Inspiration for cocktail competitions comes in many interesting guises but we’ve yet to come across anyone who cites Kurt Vonnegut’s ‘Slaughterhouse Five’ as the source for a refreshing new take on the gin and tonic. Until we spoke to Lee Morris from Dandelyan in London. The Tralfamadorian Literature is his entry for the Bombay Sapphire World’s Most Imaginative Bartender competition. Here he explains how and, most importantly, why…
What was it about the brief that appealed to you?
I guess the lack of rigid rules or a constrictive brief. When a brand allows you complete creative control over their product that’s when you invariably see some special creations.
When and where did you experience your first gin and tonic?
It’s hard to pinpoint the first one but I doubt it was a moment that will belong to the ages. Most likely it occurred as an unenlightened teenager and I probably thought it was bitter and gross. Luckily I’ve seen the error of my ways since then…
What’s your definition of the classic gin and tonic?
The great thing about a gin and tonic, and I suspect one of the reasons why it’s become such a staple in history, is it’s universal replicability. It’s hard to ruin so long as you use decent ingredients and serve it long with a slice of citrus.
And how do you describe your reimagined recipe?

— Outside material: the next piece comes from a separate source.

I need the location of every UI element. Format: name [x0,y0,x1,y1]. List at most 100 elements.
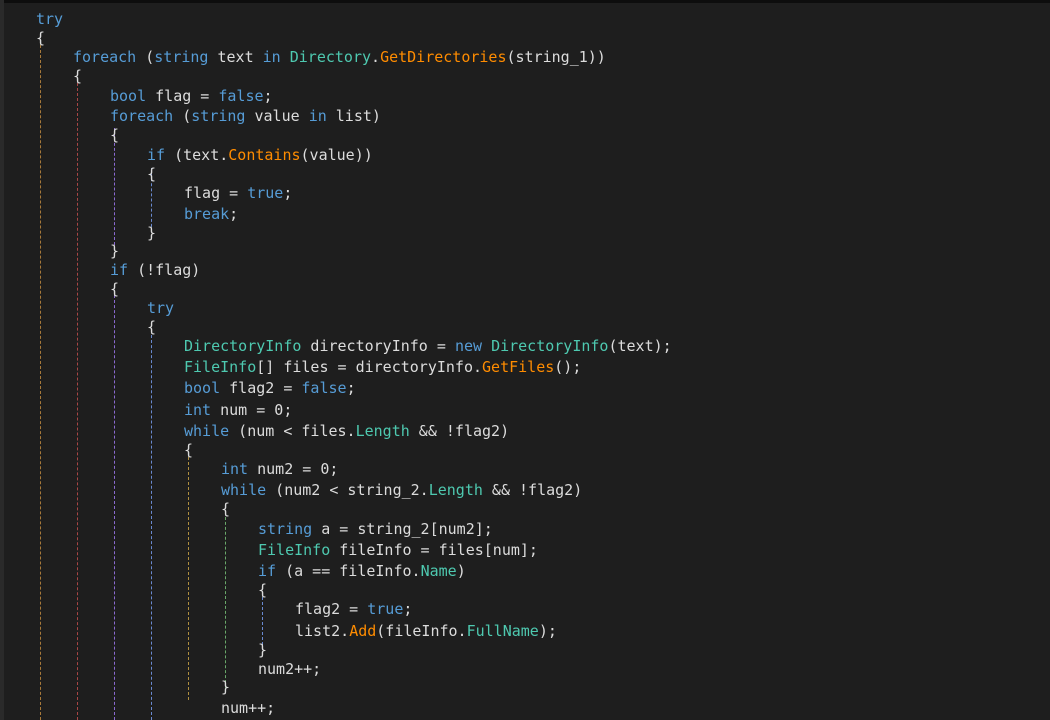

My reimagined recipe aims to challenge people’s expectations of a gin and tonic, particularly with regards to texture and mouthfeel. When most people hear ‘gin and tonic’ they have a set idea in their mind of what that means, i.e. long, refreshing and carbonated, whereas my serve is divided into three parts, each showcasing different and contrasting textures to what is normally expected from a classic gin and tonic. These textures are helped along with bespoke ingredients inspired by each of the botanicals used to make Bombay Sapphire.
What was the inspiration behind your drink?
Strangely enough I drew inspiration from the Kurt Vonnegut novel Slaughterhouse Five. Specifically the alien race he calls Tralfamadorians. The novel is based on the author’s own experiences of witnessing the firebombing of Dresden during the second world war and it follows the protagonist, Billy Pilgrim, through these events and his life afterwards (although in a non-linear fashion). The Tralfamadorians abduct Pilgrim later in his life and hold him in a zoo at which point they explain the way they experience literature;
“We Tralfamadorians read them [symbols] all at once, not one after the other. There isn’t any particular relationship between the messages except that the author has chosen them carefully, so that, when seen all at once, they produce an image of life that is beautiful, surprising and deep”
It occurred to me that Bombay Sapphire can be interpreted as a work of Tralfamadorian Literature in this case. Each of the botanicals seem to have no relation to one another other than the fact the author (Ivano/Nick) has chosen them carefully but when seen (or tasted) all at once produce an image of life that is ‘beautiful, surprising and deep’. To echo this, each of the botanicals in Bombay Sapphire are reflected somewhere in the three sections of the whole serve. The reasoning for the three parts are also evident in this. Each representing one of the ‘messages’ that produce the whole.
Who would you like to see drinking it?
I guess anyone that was interested. Obviously I’m under no illusions of this serve becoming a household favourite, being quickly knocked up in the kitchen during house parties etc, but as a tasting experience it is fairly unique. I’d love to have anyone that has an interest in challenging their expectations giving it a try.
One of the entry requirements was to submit an aerial shot/illustration of your cocktail, how much of an impact did this have on your recipe?
The visual aspect of creating a drink is always a great motivation for me. A drink has to look great as well as taste amazing so balancing these two aspects is a great part of the challenge. The idea behind the ariel photographs, specifically, is fantastic.
State which order the inspiration for your cocktail came to you: (a) name of cocktail; (b) image of your cocktail; (c) recipe
C, A, B
What’s the one ingredient that makes your Bombay Sapphire gin and tonic unique?
There are a few special ingredients littered about my serve but one I am particularly pleased with is my Bittered Orgeat syrup, silky almond laced with bitter, woody angelica root.
The theme of the competition is Find Sublime, what does this expression mean to you?
It’s about finding motivation and meaning. You can create a drink for any brand, for any competition but this means discovering what is truly special and unique about Bombay Sapphire and building an exceptional story with/around it.
Complete the following: Bombay Sapphire is…
A world class product made by passionate and talented individuals. Their approach toward maintaining the immediate environment around their distillery is also truly inspirational.